The fuel 27 can be, for example, a mixture of liquid hydrocarbons, e.g. B. a kerosene and / or (heating) oil, and / or act as a pure liquid hydrocarbon present. The burner system 4 is designed in particular for operation with air ratios between 0.8 and 2.1.

The burner system 4 is designed as a recirculation-stabilized jet flame burner for non-twisted high-speed combustion. In this type of burner system, unburned fuel 27 and oxidizer 38 are introduced into combustion chamber 3 without twisting with such a high axial momentum that a large recirculation zone 5 is formed in combustion chamber 3 to stabilize a combustion zone. An average flow speed at the outlet opening(s) 12 is between 40 m/s and 160 m/s, for example.

Fig. 2A and Fig. 2B show the internal structure of the feed device 1 in a sectional view (Fig. 2A: longitudinal section, Fig. 2B: cross section A-A). As FIG. 2A shows, the feed device 1 has a feed nozzle 10 with an in particular cylindrical nozzle channel 14 with a constant cross section, for example, which is bounded by a nozzle wall 16 and aligned along the longitudinal axis L. The nozzle channel 14 opens into a circular outlet opening 12 on the combustion chamber side, which is adjacent to the combustion chamber 3 in the installed state.

In order to add the fuel 27 to the nozzle channel 14, the feed device 1 comprises an injector element 24. The injector element 24 is arranged in the nozzle channel 14 coaxially to the feed nozzle 10 on the longitudinal axis L. An injection point 26 at which the fuel 27 entering the nozzle channel 14 during operation is arranged centrally on the longitudinal axis L at the downstream end of the injector element 24 for the most symmetrical introduction of fuel 27 possible.

The injector element 24 is designed, for example, as a pressure-swirl injector, with the liquid fuel 27 having a high relative fuel pressure, of z.
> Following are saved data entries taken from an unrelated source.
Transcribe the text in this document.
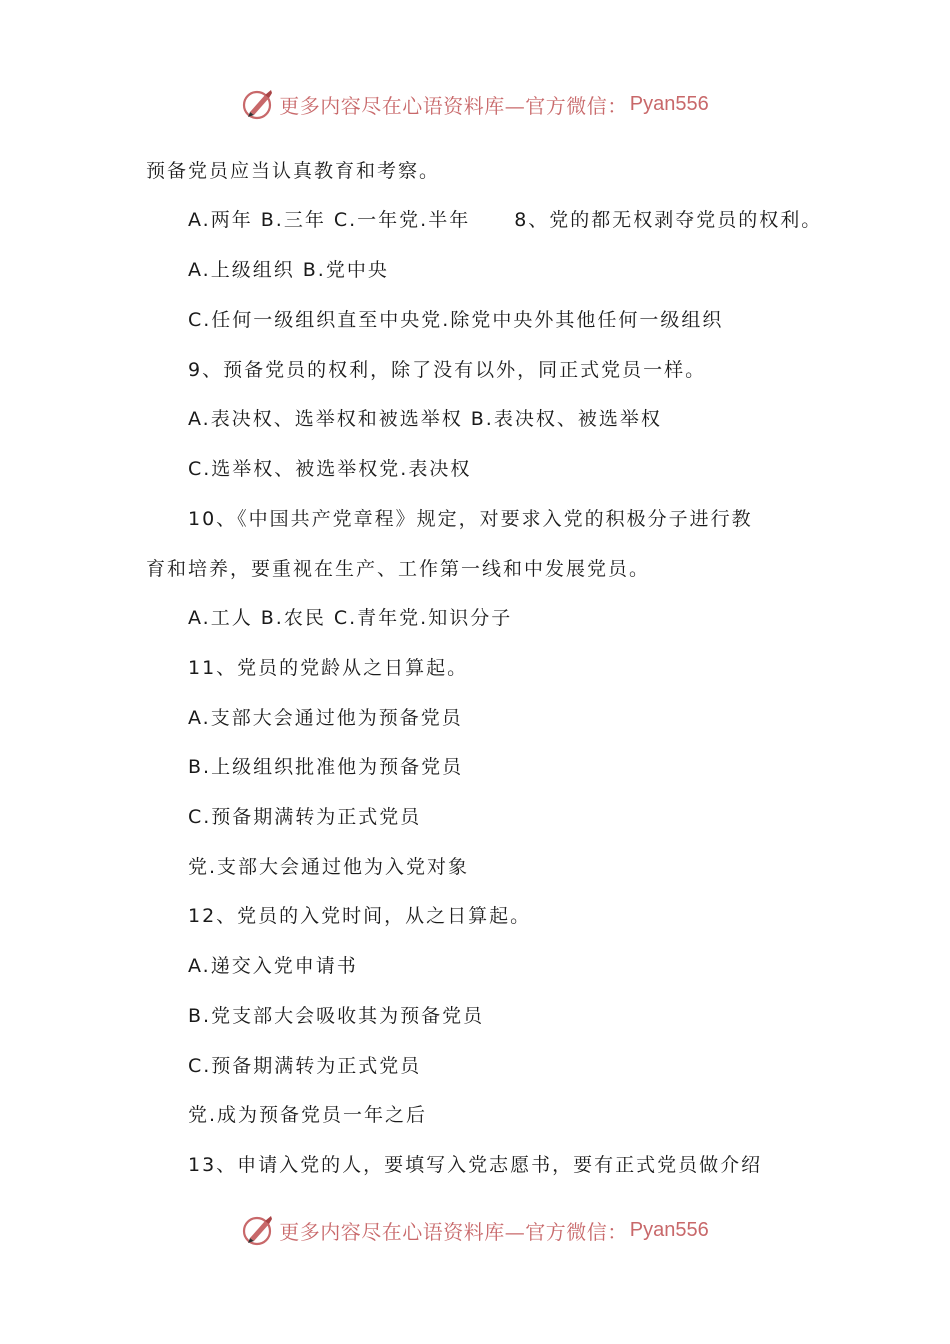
更多内容尽在心语资料库—官方微信： Pyan556
预备党员应当认真教育和考察。
A.两年 B.三年 C.一年党.半年 8、党的都无权剥夺党员的权利。
A.上级组织 B.党中央
C.任何一级组织直至中央党.除党中央外其他任何一级组织
9、预备党员的权利，除了没有以外，同正式党员一样。
A.表决权、选举权和被选举权 B.表决权、被选举权
C.选举权、被选举权党.表决权
10、《中国共产党章程》规定，对要求入党的积极分子进行教
育和培养，要重视在生产、工作第一线和中发展党员。
A.工人 B.农民 C.青年党.知识分子
11、党员的党龄从之日算起。
A.支部大会通过他为预备党员
B.上级组织批准他为预备党员
C.预备期满转为正式党员
党.支部大会通过他为入党对象
12、党员的入党时间，从之日算起。
A.递交入党申请书
B.党支部大会吸收其为预备党员
C.预备期满转为正式党员
党.成为预备党员一年之后
13、申请入党的人，要填写入党志愿书，要有正式党员做介绍
更多内容尽在心语资料库—官方微信： Pyan556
B. up to 100 bar, is introduced into the injector element 24 and is wired by means of a swirl generator 46 located within the injector element 24 before introduction into the nozzle channel 14 . Other configurations of the injector element 24 for introducing liquid fuel 27 are possible, in particular if an advantageous, uniform film formation can be achieved on the film laying device 18, for example using a “jet-in-crossflow” configuration.

Fig. 3A, Fig. 3B and Fig. 3C show the injector element 24 in an exemplary embodiment in a perspective view from the side (Fig. 3A) and in longitudinal section (Fig. 3B and Fig. 3C), with an outlet opening 48 in Fig. 3C is shown in a detail C.

As shown in FIG. 3A, the injector element 24 has an essentially cylindrical outer circumference.

As FIG. 3B shows, the swirl generator 46 with a cylindrical swirl chamber 47 and, for example, three inlet openings 45 arranged symmetrically to one another for the swirl chamber 47 is arranged inside the injector element 24 . Downstream of the swirl generator 46 , the injector element 24 has the outlet opening 48 with a circumferentially sharp outlet edge 52 adjoining the feed nozzle 10 .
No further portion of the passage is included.